A surprising lesson from an evening of entertainment.
I know people who think that tabletop role-playing games are evil. I have no idea what that means. The argument that they are a waste of time makes more sense to me; they do take a lot of time, and sometimes offer very little in return. But if you are going to spend time on indoor entertainment, I’d put RPGs at least as high as reading fiction for educational value. You learn to play a role, to think on your feet, to talk and listen, to think through how hypothetical situations might pan out…. I’m a proponent of playing RPGs.
Most of the time playing RPGs is pleasant exercise for the mind, but sometimes there is also a larger lesson. Last night was one such surprise revelation.
For the last three months I’ve been narrating the world where Telethea, Jerun, Malfurian, and Professor Feldwick Played by Melanie, Judah, Steve, and Lucas, respectively. have been pursuing a single world-changing objective. They are fascinating characters: Telethea is convinced she has been sent on some divine mission but she doesn’t know what it is; Jerun is a priest of a goddess of secrets who diplomatically distrusts everyone and hopes to keep the largest powers to himself; Malfurian made good as a gladiator and now hopes to get enough power to overthrow the system that made him one; and Professor Feldwick was a great wizard that lost most of his mind and memory and now whacks people with things instead. They got along reasonably well despite their quirks.
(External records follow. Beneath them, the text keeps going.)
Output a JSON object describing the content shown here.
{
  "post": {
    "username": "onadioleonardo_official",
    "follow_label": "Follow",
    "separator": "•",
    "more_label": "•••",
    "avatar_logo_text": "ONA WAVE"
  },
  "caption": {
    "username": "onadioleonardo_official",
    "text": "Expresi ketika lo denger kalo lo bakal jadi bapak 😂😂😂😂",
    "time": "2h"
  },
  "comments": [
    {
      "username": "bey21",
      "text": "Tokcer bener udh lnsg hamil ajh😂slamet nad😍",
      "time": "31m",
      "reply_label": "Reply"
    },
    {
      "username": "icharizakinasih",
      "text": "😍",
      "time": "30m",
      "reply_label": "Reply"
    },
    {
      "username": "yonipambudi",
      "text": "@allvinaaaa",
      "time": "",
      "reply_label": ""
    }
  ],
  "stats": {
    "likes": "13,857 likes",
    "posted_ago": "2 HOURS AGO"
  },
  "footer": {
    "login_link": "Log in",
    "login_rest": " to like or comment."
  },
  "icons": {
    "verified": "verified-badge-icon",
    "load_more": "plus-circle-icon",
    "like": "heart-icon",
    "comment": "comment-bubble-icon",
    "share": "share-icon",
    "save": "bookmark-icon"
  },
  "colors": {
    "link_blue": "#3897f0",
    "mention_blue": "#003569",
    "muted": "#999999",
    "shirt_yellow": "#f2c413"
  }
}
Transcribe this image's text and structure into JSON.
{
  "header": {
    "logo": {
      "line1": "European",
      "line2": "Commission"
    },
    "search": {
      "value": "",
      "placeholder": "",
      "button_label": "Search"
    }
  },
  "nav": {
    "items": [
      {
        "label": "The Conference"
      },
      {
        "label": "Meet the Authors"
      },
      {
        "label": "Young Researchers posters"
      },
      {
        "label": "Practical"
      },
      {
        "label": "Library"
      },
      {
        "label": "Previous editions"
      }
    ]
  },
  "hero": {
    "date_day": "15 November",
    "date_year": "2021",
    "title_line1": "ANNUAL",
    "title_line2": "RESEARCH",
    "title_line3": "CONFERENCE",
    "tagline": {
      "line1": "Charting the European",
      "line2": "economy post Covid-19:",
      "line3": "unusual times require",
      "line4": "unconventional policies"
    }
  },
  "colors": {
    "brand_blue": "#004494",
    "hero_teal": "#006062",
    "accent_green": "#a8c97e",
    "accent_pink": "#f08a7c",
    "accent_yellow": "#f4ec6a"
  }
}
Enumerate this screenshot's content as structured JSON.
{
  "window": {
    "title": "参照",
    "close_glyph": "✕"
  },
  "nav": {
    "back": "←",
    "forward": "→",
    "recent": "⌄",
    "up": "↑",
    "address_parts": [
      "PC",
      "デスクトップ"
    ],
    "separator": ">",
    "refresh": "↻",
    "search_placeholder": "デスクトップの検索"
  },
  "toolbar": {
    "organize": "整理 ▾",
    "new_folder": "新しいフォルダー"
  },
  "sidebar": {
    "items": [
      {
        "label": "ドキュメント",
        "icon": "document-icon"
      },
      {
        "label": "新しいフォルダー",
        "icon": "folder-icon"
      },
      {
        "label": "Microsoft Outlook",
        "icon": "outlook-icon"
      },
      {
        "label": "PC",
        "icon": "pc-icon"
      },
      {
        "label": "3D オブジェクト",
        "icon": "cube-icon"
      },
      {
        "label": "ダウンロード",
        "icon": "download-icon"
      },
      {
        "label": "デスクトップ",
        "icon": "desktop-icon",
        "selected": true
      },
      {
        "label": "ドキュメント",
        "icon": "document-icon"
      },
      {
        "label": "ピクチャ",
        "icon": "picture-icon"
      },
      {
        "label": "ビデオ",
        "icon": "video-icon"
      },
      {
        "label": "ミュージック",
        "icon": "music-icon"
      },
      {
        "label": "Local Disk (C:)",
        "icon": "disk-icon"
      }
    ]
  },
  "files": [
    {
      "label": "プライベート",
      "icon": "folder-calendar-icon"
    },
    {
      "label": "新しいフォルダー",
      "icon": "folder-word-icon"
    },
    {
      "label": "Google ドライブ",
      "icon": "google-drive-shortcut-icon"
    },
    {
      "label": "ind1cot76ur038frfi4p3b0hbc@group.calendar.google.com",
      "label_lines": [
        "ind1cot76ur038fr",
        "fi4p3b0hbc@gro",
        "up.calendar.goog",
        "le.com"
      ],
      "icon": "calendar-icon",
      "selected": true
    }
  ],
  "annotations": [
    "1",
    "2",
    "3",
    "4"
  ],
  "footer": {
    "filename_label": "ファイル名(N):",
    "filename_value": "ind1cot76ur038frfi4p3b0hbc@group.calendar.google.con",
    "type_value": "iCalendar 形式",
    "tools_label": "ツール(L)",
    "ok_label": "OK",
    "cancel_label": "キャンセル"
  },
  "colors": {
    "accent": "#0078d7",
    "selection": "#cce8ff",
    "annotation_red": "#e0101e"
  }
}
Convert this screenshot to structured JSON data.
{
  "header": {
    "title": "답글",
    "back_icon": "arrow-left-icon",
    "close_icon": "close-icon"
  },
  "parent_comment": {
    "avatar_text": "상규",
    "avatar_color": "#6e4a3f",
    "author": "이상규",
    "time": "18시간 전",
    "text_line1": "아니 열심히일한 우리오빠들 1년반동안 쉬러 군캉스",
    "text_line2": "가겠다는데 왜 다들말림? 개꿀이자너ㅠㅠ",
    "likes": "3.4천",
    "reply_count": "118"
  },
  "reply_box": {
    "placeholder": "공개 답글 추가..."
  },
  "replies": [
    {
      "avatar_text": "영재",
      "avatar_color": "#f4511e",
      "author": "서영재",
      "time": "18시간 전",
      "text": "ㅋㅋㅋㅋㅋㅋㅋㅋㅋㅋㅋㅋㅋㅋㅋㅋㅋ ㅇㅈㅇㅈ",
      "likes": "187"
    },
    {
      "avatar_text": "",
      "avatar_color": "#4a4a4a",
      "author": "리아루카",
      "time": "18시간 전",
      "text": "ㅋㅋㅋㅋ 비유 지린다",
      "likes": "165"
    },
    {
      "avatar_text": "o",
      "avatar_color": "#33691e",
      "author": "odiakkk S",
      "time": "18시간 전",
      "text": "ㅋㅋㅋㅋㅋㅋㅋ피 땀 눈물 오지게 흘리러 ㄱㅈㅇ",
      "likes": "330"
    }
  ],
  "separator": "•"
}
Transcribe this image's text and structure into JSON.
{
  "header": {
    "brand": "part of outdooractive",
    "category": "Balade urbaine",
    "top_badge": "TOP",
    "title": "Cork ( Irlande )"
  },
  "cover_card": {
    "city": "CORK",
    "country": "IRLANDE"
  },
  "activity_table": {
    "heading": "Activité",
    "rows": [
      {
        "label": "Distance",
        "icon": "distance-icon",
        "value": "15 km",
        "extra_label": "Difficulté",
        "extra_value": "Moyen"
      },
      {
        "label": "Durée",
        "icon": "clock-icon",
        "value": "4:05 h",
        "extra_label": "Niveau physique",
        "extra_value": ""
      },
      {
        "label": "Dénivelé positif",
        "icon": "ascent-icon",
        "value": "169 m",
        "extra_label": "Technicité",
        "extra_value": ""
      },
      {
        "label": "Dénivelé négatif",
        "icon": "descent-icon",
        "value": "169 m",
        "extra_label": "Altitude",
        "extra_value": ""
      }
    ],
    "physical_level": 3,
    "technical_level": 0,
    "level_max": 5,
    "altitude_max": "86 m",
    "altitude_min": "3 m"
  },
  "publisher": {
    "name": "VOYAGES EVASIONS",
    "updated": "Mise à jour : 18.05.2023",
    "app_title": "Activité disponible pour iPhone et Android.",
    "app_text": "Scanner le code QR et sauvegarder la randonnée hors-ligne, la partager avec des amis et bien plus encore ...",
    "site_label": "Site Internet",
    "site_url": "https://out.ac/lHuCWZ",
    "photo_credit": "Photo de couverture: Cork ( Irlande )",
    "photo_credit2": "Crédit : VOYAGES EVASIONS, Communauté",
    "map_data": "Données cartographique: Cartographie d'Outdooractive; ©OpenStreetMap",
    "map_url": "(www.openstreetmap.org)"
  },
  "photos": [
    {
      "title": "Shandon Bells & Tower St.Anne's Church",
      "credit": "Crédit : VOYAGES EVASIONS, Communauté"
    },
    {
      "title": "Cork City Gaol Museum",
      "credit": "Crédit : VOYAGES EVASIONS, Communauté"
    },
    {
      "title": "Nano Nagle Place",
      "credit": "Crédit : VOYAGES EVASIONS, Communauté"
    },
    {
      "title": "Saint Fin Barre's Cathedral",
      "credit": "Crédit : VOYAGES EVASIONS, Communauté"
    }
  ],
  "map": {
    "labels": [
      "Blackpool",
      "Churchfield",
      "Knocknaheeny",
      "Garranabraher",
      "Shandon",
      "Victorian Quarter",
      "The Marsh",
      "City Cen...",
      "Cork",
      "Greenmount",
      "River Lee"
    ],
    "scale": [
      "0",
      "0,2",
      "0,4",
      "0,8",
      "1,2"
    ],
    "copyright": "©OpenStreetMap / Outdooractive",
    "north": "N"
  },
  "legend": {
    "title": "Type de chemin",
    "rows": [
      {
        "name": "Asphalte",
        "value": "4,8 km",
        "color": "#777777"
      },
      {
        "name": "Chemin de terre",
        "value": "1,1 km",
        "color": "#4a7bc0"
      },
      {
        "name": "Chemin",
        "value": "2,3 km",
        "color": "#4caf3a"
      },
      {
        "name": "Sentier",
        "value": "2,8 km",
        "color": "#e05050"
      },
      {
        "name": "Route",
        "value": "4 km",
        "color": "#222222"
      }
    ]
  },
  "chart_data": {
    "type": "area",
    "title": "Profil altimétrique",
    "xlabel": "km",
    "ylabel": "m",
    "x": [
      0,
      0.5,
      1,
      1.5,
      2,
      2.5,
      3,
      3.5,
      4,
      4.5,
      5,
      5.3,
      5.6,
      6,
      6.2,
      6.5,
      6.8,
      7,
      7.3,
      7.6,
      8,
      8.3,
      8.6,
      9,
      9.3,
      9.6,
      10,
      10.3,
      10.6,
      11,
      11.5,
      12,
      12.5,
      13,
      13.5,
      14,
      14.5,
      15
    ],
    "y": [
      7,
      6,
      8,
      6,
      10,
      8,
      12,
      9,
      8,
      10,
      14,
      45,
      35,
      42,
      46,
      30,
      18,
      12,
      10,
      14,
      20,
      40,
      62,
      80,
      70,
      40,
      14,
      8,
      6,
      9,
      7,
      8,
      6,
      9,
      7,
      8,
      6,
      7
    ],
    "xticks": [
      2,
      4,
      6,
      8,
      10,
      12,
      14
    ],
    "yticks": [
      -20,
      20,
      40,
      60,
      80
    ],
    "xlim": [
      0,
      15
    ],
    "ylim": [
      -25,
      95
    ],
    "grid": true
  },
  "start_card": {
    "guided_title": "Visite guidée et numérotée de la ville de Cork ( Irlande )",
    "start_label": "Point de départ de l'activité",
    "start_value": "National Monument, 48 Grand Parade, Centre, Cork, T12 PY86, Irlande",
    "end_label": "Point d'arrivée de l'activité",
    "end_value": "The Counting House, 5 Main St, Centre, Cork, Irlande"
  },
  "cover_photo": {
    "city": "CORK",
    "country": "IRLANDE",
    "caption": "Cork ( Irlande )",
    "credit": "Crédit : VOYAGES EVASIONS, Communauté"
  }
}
They got along, that is, until last night’s session. I had intended last night to be a setup for a finale next week. They had retrieved what they were sent to retrieve and were going to discover enough about what their employer wanted it for to chose one of several possible reactions; then we’d play out the resulting difficulties in the final session. But it didn’t play out that way.
We opened by my explaining things that each character learned over a few days of down time. I did this out loud so that I wouldn’t need to re-explain them if the characters shared notes later. But things went south. Jerun, true to form, kept the juiciests bits of his discoveries secret. Telethea noticed Jerun’s secrecy and decided to distrust him enough she didn’t tell anyone what she had learned. Malfurian took his pay and walked away, thinking training an army was an easier avenue than all this magical mess. Feldwick (naturally) kept forgetting what was going on, though in the moment he was a peacemaker. After a variety of increasingly mixed-up efforts to each find out what the other was doing the whole party collapsed, Tangentially, this is the kind of organic ending that I so often miss in fiction, be it book, play, or screenplay. I love to RP with players more invested in their characters than in “winning.” with Telethea and Feldwick fleeing in the middle of the night and Malfurian ignoring the mess while Jerun continued patiently building toward his goals.
After the game ended we sat talking about it for a while. The players all agreed that they knew what was really going on (they were wrong, but not wildly wrong) and that it was the personality of the characters they were playing that made the schism unavoidable. All of the characters actually wanted the same thing; all of the players knew it; but each character’s limited view made their goals seem to be at odds.
As I sat looking at the shambles of the party, I had occasion to think about relationships in my life that have crumbled. How often would trusting people who had not earned my trust or sharing things I was too embarrassed to share have fixed the issues at hand? Even after decades of play, I still learn life lessons during tabletop role-playing games.